O Livreiro de Cabul (Asne Seierstad)


O livro remete às crônicas de viagem do século XIX, pois traz seu quinhão de pitoresco e exótico na narrativa do cotidiano de uma família afegã, mas sem cair na esteriotipação que nasce dos preconceitos. Asne é uma estrangeira em meio a uma cultura mal-compreendida e estranha ao ocidente, por isso o encanto e a surpresa do olhar forasteiro estão lá, mas ela se permite viver a rotina de seus anfitriões e olhá-los com o máximo de isenção, sem contudo perder o calor da tão buscada “humanização da notícia”. 

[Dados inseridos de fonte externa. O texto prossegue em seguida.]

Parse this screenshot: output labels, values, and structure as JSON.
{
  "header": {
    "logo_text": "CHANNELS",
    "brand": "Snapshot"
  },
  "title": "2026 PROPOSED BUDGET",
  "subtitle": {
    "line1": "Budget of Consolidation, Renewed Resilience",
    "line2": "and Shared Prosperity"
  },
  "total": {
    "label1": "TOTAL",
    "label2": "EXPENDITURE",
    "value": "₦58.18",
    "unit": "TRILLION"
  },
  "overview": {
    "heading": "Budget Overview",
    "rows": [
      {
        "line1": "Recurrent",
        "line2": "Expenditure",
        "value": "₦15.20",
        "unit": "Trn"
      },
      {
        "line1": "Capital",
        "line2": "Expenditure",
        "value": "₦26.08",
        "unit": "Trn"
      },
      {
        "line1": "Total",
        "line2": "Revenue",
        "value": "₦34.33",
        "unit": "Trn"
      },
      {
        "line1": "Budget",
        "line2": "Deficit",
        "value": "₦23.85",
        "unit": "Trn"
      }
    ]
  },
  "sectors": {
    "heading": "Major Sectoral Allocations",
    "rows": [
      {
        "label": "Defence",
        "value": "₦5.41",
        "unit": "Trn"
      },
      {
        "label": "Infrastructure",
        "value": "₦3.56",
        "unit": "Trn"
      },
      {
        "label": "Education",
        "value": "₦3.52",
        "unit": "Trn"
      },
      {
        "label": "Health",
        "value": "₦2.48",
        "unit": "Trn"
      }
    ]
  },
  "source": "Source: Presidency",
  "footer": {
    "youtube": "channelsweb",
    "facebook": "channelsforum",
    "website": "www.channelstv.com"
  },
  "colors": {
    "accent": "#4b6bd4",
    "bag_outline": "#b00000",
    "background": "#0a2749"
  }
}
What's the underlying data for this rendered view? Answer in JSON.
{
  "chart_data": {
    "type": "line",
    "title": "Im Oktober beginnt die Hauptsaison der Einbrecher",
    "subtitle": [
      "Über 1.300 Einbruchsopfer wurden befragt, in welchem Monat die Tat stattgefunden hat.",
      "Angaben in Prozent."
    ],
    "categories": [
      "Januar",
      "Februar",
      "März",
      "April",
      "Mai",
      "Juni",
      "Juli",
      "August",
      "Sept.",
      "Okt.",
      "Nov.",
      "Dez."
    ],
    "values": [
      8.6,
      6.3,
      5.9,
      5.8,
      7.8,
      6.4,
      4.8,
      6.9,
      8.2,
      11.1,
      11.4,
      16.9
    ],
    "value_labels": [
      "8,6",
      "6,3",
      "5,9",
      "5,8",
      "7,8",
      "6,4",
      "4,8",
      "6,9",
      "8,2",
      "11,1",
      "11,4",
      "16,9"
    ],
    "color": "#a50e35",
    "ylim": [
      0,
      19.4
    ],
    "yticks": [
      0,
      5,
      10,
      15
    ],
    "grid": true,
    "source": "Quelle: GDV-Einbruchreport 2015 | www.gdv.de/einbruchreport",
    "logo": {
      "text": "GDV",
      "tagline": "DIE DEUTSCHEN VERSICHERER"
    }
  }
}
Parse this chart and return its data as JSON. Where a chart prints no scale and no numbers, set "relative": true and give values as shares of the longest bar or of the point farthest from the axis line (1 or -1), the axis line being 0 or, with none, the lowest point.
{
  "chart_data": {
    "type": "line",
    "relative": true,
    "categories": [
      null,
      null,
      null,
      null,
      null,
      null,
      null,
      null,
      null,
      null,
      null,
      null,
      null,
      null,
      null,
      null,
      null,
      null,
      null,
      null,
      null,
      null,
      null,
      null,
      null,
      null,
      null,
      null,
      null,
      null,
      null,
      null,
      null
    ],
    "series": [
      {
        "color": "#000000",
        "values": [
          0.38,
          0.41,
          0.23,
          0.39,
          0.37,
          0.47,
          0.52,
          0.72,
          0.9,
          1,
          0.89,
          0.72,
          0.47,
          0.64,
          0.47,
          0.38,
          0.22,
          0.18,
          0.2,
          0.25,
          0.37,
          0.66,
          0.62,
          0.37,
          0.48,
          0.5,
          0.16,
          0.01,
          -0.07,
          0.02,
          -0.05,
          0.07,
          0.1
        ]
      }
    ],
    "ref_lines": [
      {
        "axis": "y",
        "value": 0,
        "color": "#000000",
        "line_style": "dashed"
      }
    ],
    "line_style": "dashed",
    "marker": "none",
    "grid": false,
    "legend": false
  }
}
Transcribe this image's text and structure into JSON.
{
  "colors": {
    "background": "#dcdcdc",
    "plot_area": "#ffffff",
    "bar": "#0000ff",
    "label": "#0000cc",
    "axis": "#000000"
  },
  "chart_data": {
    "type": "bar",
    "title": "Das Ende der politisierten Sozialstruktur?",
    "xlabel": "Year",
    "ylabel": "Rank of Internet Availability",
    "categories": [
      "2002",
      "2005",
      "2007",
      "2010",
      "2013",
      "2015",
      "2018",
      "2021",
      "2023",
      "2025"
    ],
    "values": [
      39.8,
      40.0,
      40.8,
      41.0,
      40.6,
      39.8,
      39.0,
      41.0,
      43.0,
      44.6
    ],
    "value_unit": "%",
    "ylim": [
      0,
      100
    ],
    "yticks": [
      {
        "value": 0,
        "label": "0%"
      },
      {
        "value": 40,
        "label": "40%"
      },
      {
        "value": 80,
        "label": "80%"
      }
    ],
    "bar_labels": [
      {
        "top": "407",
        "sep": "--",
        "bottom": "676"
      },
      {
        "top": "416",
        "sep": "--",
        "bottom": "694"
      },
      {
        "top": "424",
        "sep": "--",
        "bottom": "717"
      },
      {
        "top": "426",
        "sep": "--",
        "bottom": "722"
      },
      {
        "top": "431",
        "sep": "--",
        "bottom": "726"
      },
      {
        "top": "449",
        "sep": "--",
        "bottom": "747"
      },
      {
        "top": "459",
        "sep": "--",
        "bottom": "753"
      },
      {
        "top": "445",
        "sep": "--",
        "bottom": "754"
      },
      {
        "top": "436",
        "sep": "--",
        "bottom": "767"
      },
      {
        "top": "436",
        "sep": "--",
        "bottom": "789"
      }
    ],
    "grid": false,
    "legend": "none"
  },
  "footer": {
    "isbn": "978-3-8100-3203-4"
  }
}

A jornalista norueguesa Asne Seierstad conheceu Sultan Khan em Cabul, em novembro de 2001, após a queda do Regime Taliban. Depois de passar seis semanas nas montanhas de Hindu Kush, ao lado de comandantes da Aliança do Norte, dormindo no chão e viajando a pé, a cavalo e na boleia de caminhões, foi um alívio conhecê-lo e poder relaxar e conversar sobre literatura. Livreiro proeminente, pertencente a chamada classe média local, Sultan Khan havia sido preso, teve sua livraria destruída e diversas obras queimadas por comunistas, por mujahedins e pelo taliban. Em todas as ocasiões, se recuperou e seguiu em frente, alimentando o desejo de ser útil a seu país através do desenvolvimento da literatura. 

Convidada a jantar em sua casa, a autora pôde conhecer sua família: mãe, esposa, filhos, irmãos e sobrinhos, que dividiam um apartamento de quatro cômodos em uma região que ainda se recuperava dos horrores da guerra. Apesar do ambiente descontraído, as mulheres pouco falavam, o que instigou sua curiosidade. Teve então a ideia de escrever um livro sobre esta família – se não pobre, como a maioria das outras, ainda assim pode-se dizer que típica, por estar impregnada dos costumes e das crenças vigentes. 

Admitida de boa vontade como hóspede, passou três meses observando a rotina de Sultan e suas duas esposas, a madura Sharifa e a jovem Sonya, de 16 anos; seus filhos Mansur, Aimal e Eqbal, que trabalhavam 12 horas por dia nas livrarias do pai e não podiam ir à escola; suas filhas Shabnam e Latifa, sua mãe Bibi Gul, seus irmãos Yunus, Shakila, Bulbula e Leila, e seu sobrinho Fazil. 

Ela acordava pela manhã, entrava na fila para o banheiro, tomava o café, usava a burca para sair. Com os homens viajou, e acompanhou-os eventualmente à livraria. Com as mulheres foi a casamentos, a visitas, às compras, acompanhou seus afazeres domésticos. De todos ouviu relatos e queixas sobre seus sonhos, expectativas e frustrações a respeito de suas vidas particulares e a esperança de tempos melhores, entre guerras de tribos locais e as imposições de um chefe de família que, embora sendo letrado e denominar-se liberal, se impunha soberano sobre o destino dos membros da família. 

Sem esconder a opressão vivida pelas mulheres afegãs durante o governo do talibã, tema largamente explorado na literatura e amplamente mostrado na mídia, ela investe em esmiuçar outro ângulo da mesma questão, revelando que as relações de gênero no Afeganistão são bem mais complexas do que sonha a vã filosofia maniqueísta da cultura ocidental. Os homens de lá também vivem oprimidos, tanto por regimes que cerceiam as liberdades civis, quanto pelo peso da tradição cultural.